Lack of evidence of a major gene acting on postaxial polydactyly in South America

Data on polydactyly were obtained from two large samples: the Latin American Collaborative Study of Congenital Malformations (ECLAMC), and from a migrant Northeastern Brazilian population of rural origin (Hospedaria). ECLAMC is a case-control clinical epidemiological program comprising 10,035 individuals distributed among 2,030 segregating nuclear families. Hospedaria data consisted of 6,586 examined individuals belonging to 1,040 nuclear families. Using complex segregation analysis methodology we found no evidence of two loci (a major gene and a modifier locus) acting on postaxial polydactyly in the present study. Very high heritability values (in a classical multifactorial model) of postaxial polydactyly were detected, for several sets of analyses in ECLAMC and in Hospedaria.
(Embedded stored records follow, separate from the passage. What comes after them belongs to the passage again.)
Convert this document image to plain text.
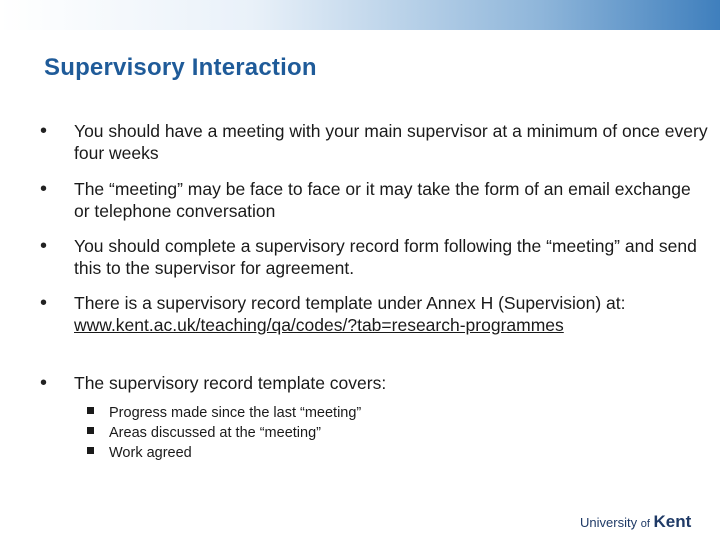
Supervisory Interaction
• You should have a meeting with your main supervisor at a minimum of once every four weeks
• The “meeting” may be face to face or it may take the form of an email exchange or telephone conversation
• You should complete a supervisory record form following the “meeting” and send this to the supervisor for agreement.
• There is a supervisory record template under Annex H (Supervision) at:
www.kent.ac.uk/teaching/qa/codes/?tab=research-programmes
• The supervisory record template covers:
Progress made since the last “meeting”
Areas discussed at the “meeting”
Work agreed
University of Kent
For the whole ECLAMC sample there is a peculiar suggestion of a major recessive gene effect responsible for the trait; however, no comparison with a model involving transmission probabilities (τ) was possible in this highly heterogeneous sample. If the whole ECLAMC sample is divided in subsamples, according to Black admixture proportions, the same multifactorial picture emerges. Two different inheritance patterns were verified for hand (HP) and foot (FP) postaxial polydactyly: For HP there is evidence of a non-Mendelian transmission mechanism, while for FP the parental/sib transmission appears to be due only to multifactorial causes. Am. J. Med. Genet. 80:466–472, 1998. © 1998 Wiley-Liss, Inc.